Retrieves the file_path of the just-sent Telegram video so we can build a public URL: https://api.telegram.org/file/bot{TOKEN}/{file_path}. This URL is what Buffer will download the video from.

C2✈️

Buffer: Publish Video

n8n-nodes-base.httpRequest · POST api.buffer.com/graphql

Calls Buffer's createPost GraphQL mutation with the X channel ID, the AI-written caption + hashtags (concatenated), mode: "shareNow", and the Telegram video URL in assets.videos[]. Returns post.id and status.

GotchaBuffer's media URLs are downloaded immediately — the Telegram URL must still resolve when Buffer fetches it (few minutes window).
C3🔔

Notify: Post Published

n8n-nodes-base.telegram · sendMessage

Final confirmation back to the originator's chat: title, caption, hashtags, Buffer post status, and a direct link to the post on Buffer's dashboard.

05
Customise

Six useful tweaks.

Each is a single-node change.

Speed vs. quality

Full Veo instead of Fast

In the Veo Generation node, change veo-3.1-fast-generate-preview to veo-3.1-generate-preview. ~2x slower, ~2x the cost, noticeably better motion coherence for fast action.

Format

Horizontal 16:9

Switch aspectRatio to 16:9 in both the Veo Generation node and the Optimize Prompt for Veo node (the prompt text mentions the aspect ratio explicitly to guide composition).

Platforms

Publish to LinkedIn + Instagram

Duplicate the Buffer: Publish Video node, swap the channelId variable for each platform's channel ID, wire all copies after Get Video File URL.

Approval gate

Human-in-the-loop before publish

Insert a Wait for Webhook + Telegram message after Send Video to Telegram asking the user to reply approve or reject.
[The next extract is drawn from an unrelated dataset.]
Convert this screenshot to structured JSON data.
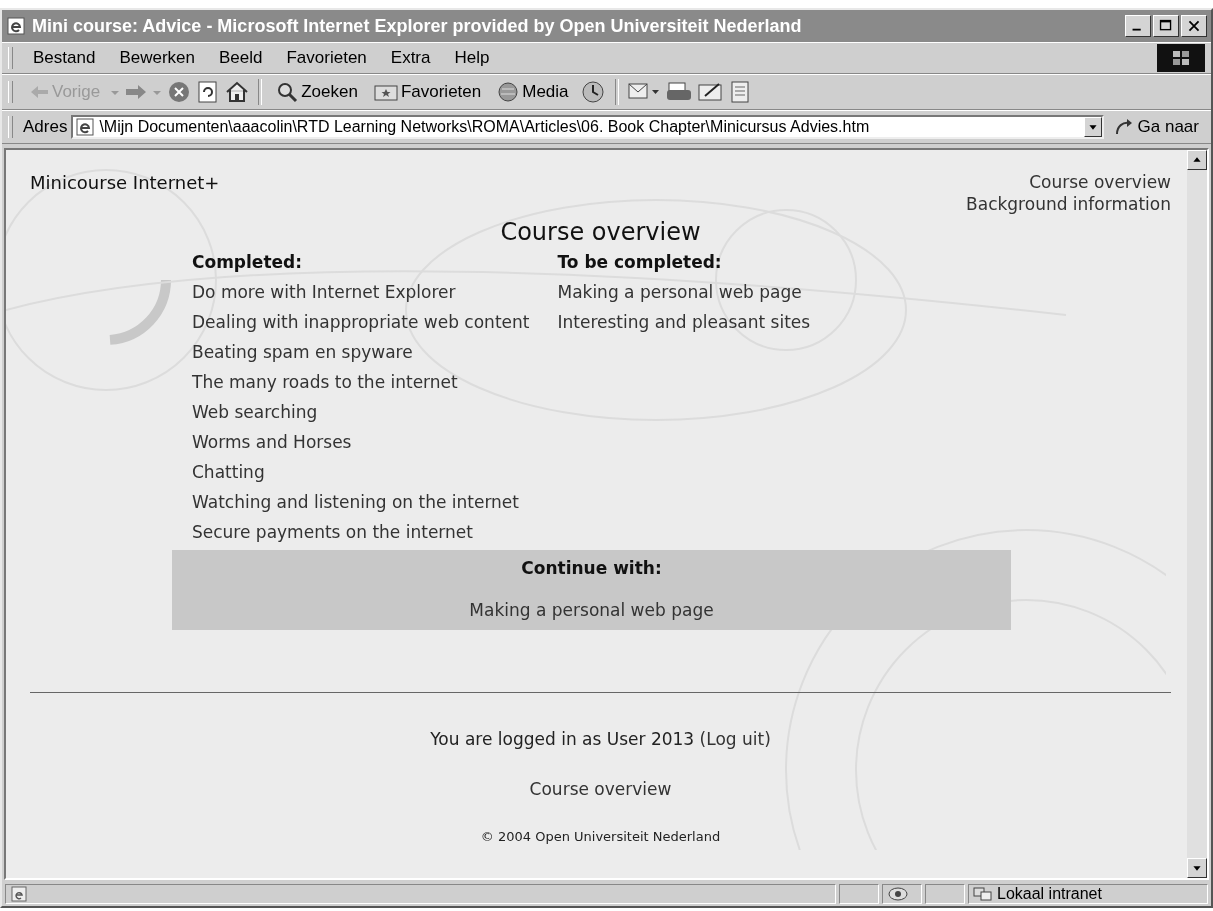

Only fire Buffer on approval.

Voice

Switch to a different image model

Replace the NanoBanana HTTP Request with a call to OpenAI's GPT-image-1, Black Forest Labs FLUX, or Stability AI. The rest of the workflow is agnostic — Veo only needs a base64 image to condition on.

Audio

Enable Veo audio generation

Veo 3.1 can generate audio natively. Relax the audio-stripping regex in Prepare Veo Request Body and add generateAudio: true to the request body's parameters. Expect ~1.5x render time.